Why I chose to work at Leverage
As for my personal reasons for choosing to accept an offer from Leverage, I expect this to be hard to transmit just because of inferential distance. My decision was the result of at least five months of discussions, personal research and resultant updates all of which is built on various assumptions that caused me to already be pursuing the plans I was at CEA.
I’ll attempt a short version here anyway in case it’s helpful. If there’s a lot of interest I’ll consider writing this up but I’m not sure it’ll be sufficiently useful or interesting to be worth the time cost.
Broadly speaking, I created a framework (building off a lot of 80Ks work but adapting it to suit my needs) to use to compare options on:
Impact - comparing potential career plans by looking at the scale and likelihood of success across:
the problem being tackled (e.g. preventing human extinction),
the approach to solving that problem (e.g. develop AGI in a way that’s safe)
the organisation (e.g. DeepMind)
and what I personally could contribute (e.g. say in a role as Project Manager)
Personal happiness (personal fit with the culture, how the job would fit into my life etc)
Future potential (what skills would I build and how useful are they, and what flexible resources such as useful knowledge or network would I gain)

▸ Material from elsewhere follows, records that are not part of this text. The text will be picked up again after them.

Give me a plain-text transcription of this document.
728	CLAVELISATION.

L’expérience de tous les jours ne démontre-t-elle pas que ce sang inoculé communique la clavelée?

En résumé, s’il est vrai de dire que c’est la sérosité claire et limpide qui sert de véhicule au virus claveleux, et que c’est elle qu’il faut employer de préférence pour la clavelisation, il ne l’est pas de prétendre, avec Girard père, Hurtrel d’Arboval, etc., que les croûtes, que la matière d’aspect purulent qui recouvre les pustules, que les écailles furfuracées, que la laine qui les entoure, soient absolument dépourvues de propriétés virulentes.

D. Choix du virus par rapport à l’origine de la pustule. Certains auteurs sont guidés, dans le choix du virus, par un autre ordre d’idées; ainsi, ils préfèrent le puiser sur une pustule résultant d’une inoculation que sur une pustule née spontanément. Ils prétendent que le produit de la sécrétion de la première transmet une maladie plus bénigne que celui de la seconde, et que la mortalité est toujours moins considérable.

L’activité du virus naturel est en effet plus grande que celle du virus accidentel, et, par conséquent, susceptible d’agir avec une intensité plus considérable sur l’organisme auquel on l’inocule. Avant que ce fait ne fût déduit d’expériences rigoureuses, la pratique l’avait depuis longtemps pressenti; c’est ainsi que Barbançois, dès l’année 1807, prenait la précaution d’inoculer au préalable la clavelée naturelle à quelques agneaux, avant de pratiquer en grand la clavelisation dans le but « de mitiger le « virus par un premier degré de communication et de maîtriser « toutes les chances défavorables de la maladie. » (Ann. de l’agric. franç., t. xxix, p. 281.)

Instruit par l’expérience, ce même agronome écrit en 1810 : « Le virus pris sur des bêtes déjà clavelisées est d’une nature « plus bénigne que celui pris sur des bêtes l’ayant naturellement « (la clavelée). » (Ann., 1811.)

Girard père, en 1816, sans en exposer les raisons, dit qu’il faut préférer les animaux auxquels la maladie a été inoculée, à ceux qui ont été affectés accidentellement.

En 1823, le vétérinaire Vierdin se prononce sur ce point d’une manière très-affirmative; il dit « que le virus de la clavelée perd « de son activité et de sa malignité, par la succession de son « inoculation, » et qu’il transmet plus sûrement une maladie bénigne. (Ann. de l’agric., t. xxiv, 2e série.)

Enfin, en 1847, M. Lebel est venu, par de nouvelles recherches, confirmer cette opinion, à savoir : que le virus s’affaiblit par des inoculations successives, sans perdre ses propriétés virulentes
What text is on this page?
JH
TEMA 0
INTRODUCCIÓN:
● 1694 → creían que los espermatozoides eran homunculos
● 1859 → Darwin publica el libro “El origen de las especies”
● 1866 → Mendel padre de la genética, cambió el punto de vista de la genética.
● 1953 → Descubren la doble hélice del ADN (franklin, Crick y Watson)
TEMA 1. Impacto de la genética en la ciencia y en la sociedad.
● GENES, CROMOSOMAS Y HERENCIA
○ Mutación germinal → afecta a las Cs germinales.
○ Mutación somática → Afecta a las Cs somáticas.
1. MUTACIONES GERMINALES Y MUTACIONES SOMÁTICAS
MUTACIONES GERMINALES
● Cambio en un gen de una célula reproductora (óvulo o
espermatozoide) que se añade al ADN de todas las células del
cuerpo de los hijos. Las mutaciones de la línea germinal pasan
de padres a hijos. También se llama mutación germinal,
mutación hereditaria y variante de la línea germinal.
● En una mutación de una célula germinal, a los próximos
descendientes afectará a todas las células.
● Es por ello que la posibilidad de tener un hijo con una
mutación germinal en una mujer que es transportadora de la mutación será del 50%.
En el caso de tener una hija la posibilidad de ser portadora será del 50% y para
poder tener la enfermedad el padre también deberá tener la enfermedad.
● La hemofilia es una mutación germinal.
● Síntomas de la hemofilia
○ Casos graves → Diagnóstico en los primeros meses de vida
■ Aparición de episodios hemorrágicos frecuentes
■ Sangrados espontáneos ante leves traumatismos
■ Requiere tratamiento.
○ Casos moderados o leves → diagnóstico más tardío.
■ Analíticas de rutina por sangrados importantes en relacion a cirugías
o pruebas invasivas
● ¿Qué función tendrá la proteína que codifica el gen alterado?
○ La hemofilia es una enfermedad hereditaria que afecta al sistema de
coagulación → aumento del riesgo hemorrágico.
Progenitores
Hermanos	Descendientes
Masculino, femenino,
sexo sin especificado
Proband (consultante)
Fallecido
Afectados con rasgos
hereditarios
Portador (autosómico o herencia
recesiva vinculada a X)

I decided that I was willing to bet at least a few more years of my career on the more moon shot type plans to build a much better future (something like continuing personally to follow CEA’s vision of working towards an optimal world).
This narrowed my focus down to primarily considering paths related to avoiding existential risks and investing in institutions or advances that would improve humanity’s trajectory. In exploring some options around contributing to AI safety in some way I came away both not feeling convinced that I wouldn’t potentially cause harm (through speeding up the development of AGI) and less sure of the arguments for now being a particularly important hinge on this. It, therefore, seemed prudent to learn a lot more before considering this field.
This left me then both wanting to invest more time in learning more while also not wanting to delay working on something I thought was high impact indefinitely. In terms of impact, the remaining areas were advances or institutions that might improve humanity’s ability to tackle global problems.
I’d had plenty of conversations with various people about Leverage (including many Leverage sceptics) in the past and interacted with Leverage and Paradigm directly to some degree, mostly around their introspection techniques which I personally have found extremely useful for self-improvement. I knew that they were interested in psychology initially as a potential way to improve humanity’s trajectory (but didn’t yet understand the scope of their other research) so I reached out to chat about this. I found that many of the people there had already thought a lot about the kinds of things I was considering as options for improving the long-term future and they had some useful models. Those interactions plus my positive view of their introspection techniques led me to think that Leverage had the most plausible plan given my current uncertainty for improving the long-term future and was likely to be by far the best option for me in terms of self-improvement and gaining the knowledge I wanted for making better future plans. Their recent restructure, desire to establish a more structured organisation and plans to publish a lot of content meant they had an opening for my particular skill set and the rest, as they say, is history.